Secondo Chaunsheng Chen, docente di Psicologia e comportamento sociale all’Università del Michigan (Usa), «è più facile che il gene si trovi in popoli che sono migrati e che hanno percorso notevoli distanze centinaia di anni fa».
Un altro studio, condotto da David Dobbs della National Geographic Society, supporterebbe queste teorie. Secondo il ricercatore, «il DRD4 appartiene a persone che sono più propense di altre a correre rischi, esplorare posti nuovi, provare nuovi cibi, nuove relazioni e nuove avventure sessuali».
Nevrotici, non abitudinari... Coloro che hanno paura del nuovo e per i quali tutto ciò che è inusuale è terrorizzante appartengono alla categoria dei “neofobi".

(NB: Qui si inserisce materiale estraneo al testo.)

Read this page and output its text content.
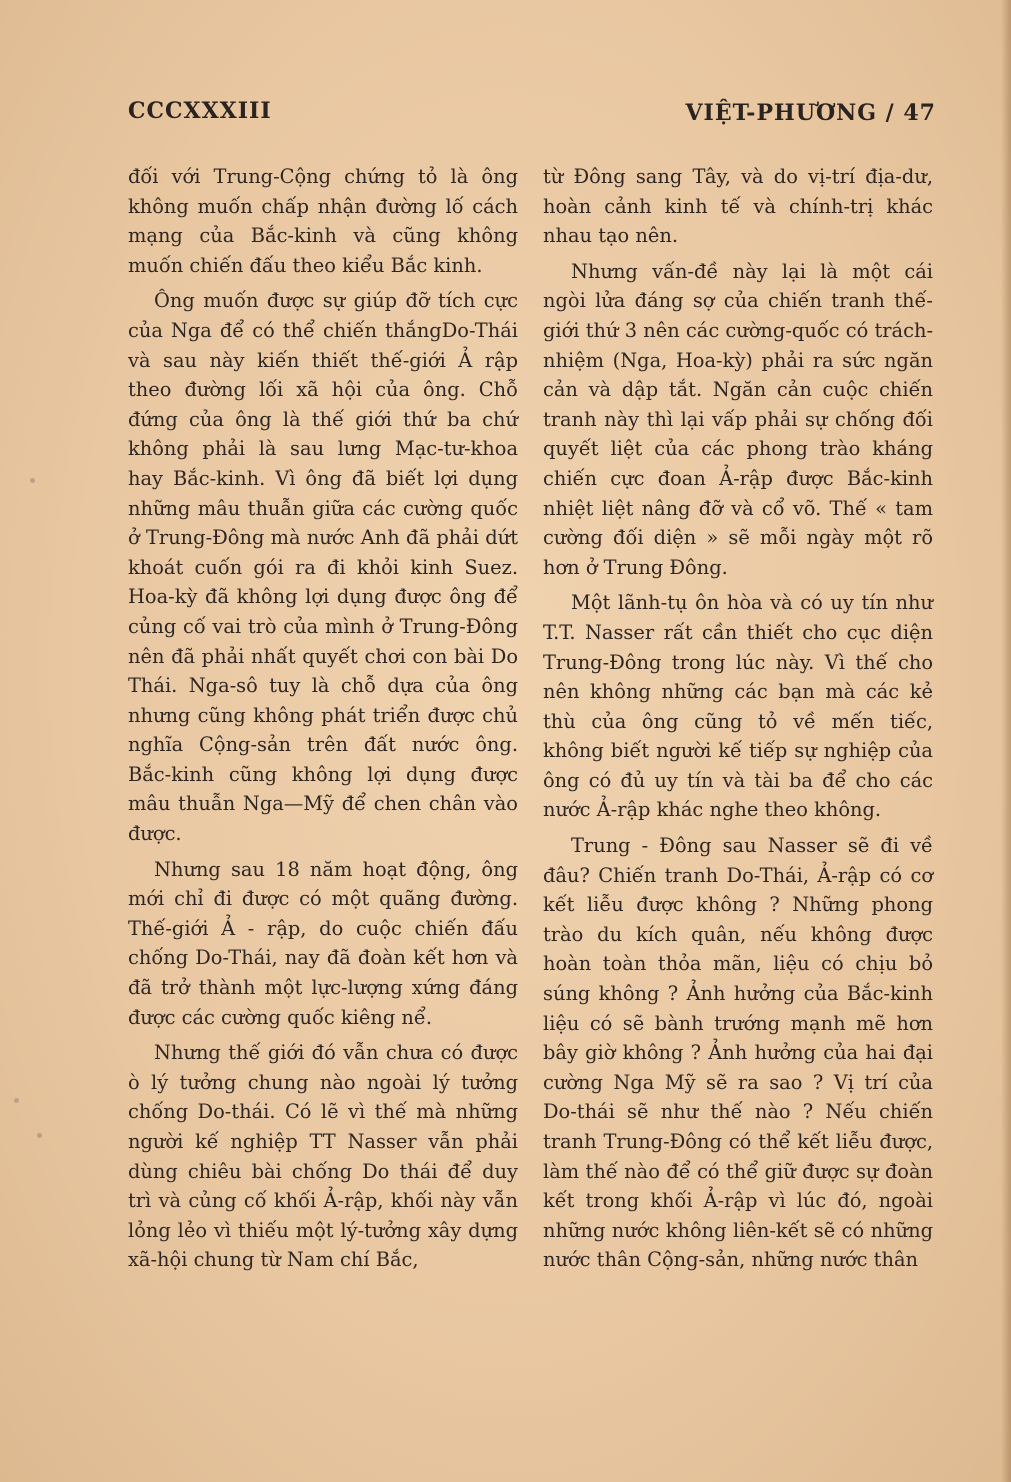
CCCXXXIII	VIỆT-PHƯƠNG / 47

đối với Trung-Cộng chứng tỏ là ông không muốn chấp nhận đường lố cách mạng của Bắc-kinh và cũng không muốn chiến đấu theo kiểu Bắc kinh.

Ông muốn được sự giúp đỡ tích cực của Nga để có thể chiến thắngDo-Thái và sau này kiến thiết thế-giới Ả rập theo đường lối xã hội của ông. Chỗ đứng của ông là thế giới thứ ba chứ không phải là sau lưng Mạc-tư-khoa hay Bắc-kinh. Vì ông đã biết lợi dụng những mâu thuẫn giữa các cường quốc ở Trung-Đông mà nước Anh đã phải dứt khoát cuốn gói ra đi khỏi kinh Suez. Hoa-kỳ đã không lợi dụng được ông để củng cố vai trò của mình ở Trung-Đông nên đã phải nhất quyết chơi con bài Do Thái. Nga-sô tuy là chỗ dựa của ông nhưng cũng không phát triển được chủ nghĩa Cộng-sản trên đất nước ông. Bắc-kinh cũng không lợi dụng được mâu thuẫn Nga—Mỹ để chen chân vào được.

Nhưng sau 18 năm hoạt động, ông mới chỉ đi được có một quãng đường. Thế-giới Ả - rập, do cuộc chiến đấu chống Do-Thái, nay đã đoàn kết hơn và đã trở thành một lực-lượng xứng đáng được các cường quốc kiêng nể.

Nhưng thế giới đó vẫn chưa có được ò lý tưởng chung nào ngoài lý tưởng chống Do-thái. Có lẽ vì thế mà những người kế nghiệp TT Nasser vẫn phải dùng chiêu bài chống Do thái để duy trì và củng cố khối Ả-rập, khối này vẫn lỏng lẻo vì thiếu một lý-tưởng xây dựng xã-hội chung từ Nam chí Bắc,

từ Đông sang Tây, và do vị-trí địa-dư, hoàn cảnh kinh tế và chính-trị khác nhau tạo nên.

Nhưng vấn-đề này lại là một cái ngòi lửa đáng sợ của chiến tranh thế-giới thứ 3 nên các cường-quốc có trách-nhiệm (Nga, Hoa-kỳ) phải ra sức ngăn cản và dập tắt. Ngăn cản cuộc chiến tranh này thì lại vấp phải sự chống đối quyết liệt của các phong trào kháng chiến cực đoan Ả-rập được Bắc-kinh nhiệt liệt nâng đỡ và cổ võ. Thế « tam cường đối diện » sẽ mỗi ngày một rõ hơn ở Trung Đông.

Một lãnh-tụ ôn hòa và có uy tín như T.T. Nasser rất cần thiết cho cục diện Trung-Đông trong lúc này. Vì thế cho nên không những các bạn mà các kẻ thù của ông cũng tỏ về mến tiếc, không biết người kế tiếp sự nghiệp của ông có đủ uy tín và tài ba để cho các nước Ả-rập khác nghe theo không.

Trung - Đông sau Nasser sẽ đi về đâu? Chiến tranh Do-Thái, Ả-rập có cơ kết liễu được không ? Những phong trào du kích quân, nếu không được hoàn toàn thỏa mãn, liệu có chịu bỏ súng không ? Ảnh hưởng của Bắc-kinh liệu có sẽ bành trướng mạnh mẽ hơn bây giờ không ? Ảnh hưởng của hai đại cường Nga Mỹ sẽ ra sao ? Vị trí của Do-thái sẽ như thế nào ? Nếu chiến tranh Trung-Đông có thể kết liễu được, làm thế nào để có thể giữ được sự đoàn kết trong khối Ả-rập vì lúc đó, ngoài những nước không liên-kết sẽ có những nước thân Cộng-sản, những nước thân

Il significato sta nell’etimologia della parola: fobia del nuovo ed è questo il motivo per cui optano sempre per le stesse vacanze, nello stesso hotel, arrivando addirittura a prenotare la stessa camera d’albergo anno dopo anno. Non si tratta quindi di semplici abitudinari.
5. Ecco alcuni tra i più grandi viaggiatori della storia
1) Alessandro Magno (356 a.C.-323 a.C.)
Alessandro III il Macedone, re di Macedonia, faraone d’Egitto, re di Persia e re dell’Asia. Il suo sogno era riunire tutti i popoli del mondo in un grande regno universale. Con il suo esercito attraversò l’Asia Minore e giunse fino in India.
2) Marco Polo (1254-1324)
Esploratore e commerciante veneziano, autore de Il Milione, aprì le porte dell’Asia al mondo occidentale.
Marco non visitò solo i Paesi dell’Estremo Oriente, ma divenne amico e consigliere di sovrani e generali e trasmise ai suoi contemporanei la curiosità per i mondi lontani. Fu il primo occidentale a descrivere approfonditamente la Cina, il Tibet, la Birmania e l’India.
3) Cristoforo Colombo (1451-1506 )
Esploratore e navigatore genovese, divenne suddito del Regno di Castiglia. Per conto dei sovrani di Spagna fece quattro viaggi verso le Americhe (Caraibi, America centrale e Meridionale) tra il 1492 e il 1502.
4) Charles Darwin (1809-1882)
Naturalista e geologo inglese, Darwin è il padre dell’evoluzionismo. Per approfondire i suoi studi, dovette fare lunghi viaggi. Navigò intorno al mondo toccando le coste di Sudamerica, Galapagos, Tahiti, Australia, Mauritius e Sudafrica.
5) Fridtjof Nansen (1861-1930)
Norvegese, padre delle esplorazioni polari. È stato il primo ad attraversare la Groenlandia (1888-89) e a navigare nell’Oceano Artico (1893-95).
Durante una delle sue spedizioni trascorse 9 mesi su un’isola artica, nutrendosi di orsi polari e trichechi. Le sue innovazioni tecnologiche sono usate ancora oggi nelle spedizioni polari.
6) Jack Kerouac (1922-1969)
Pioniere della beat generation, il suo viaggio attraverso gli Stati Uniti gli ha ispirato il celebre romanzo On the Road (1951). Viaggiava senza un soldo in tasca, elemosinando passaggi e mantenendosi con lavoretti saltuari.
7) Yuri Gagarin (1934-1968)
Cosmonauta russo, fu il primo uomo a volare nello spazio portando con successo a termine la propria missione il 12 aprile 1961.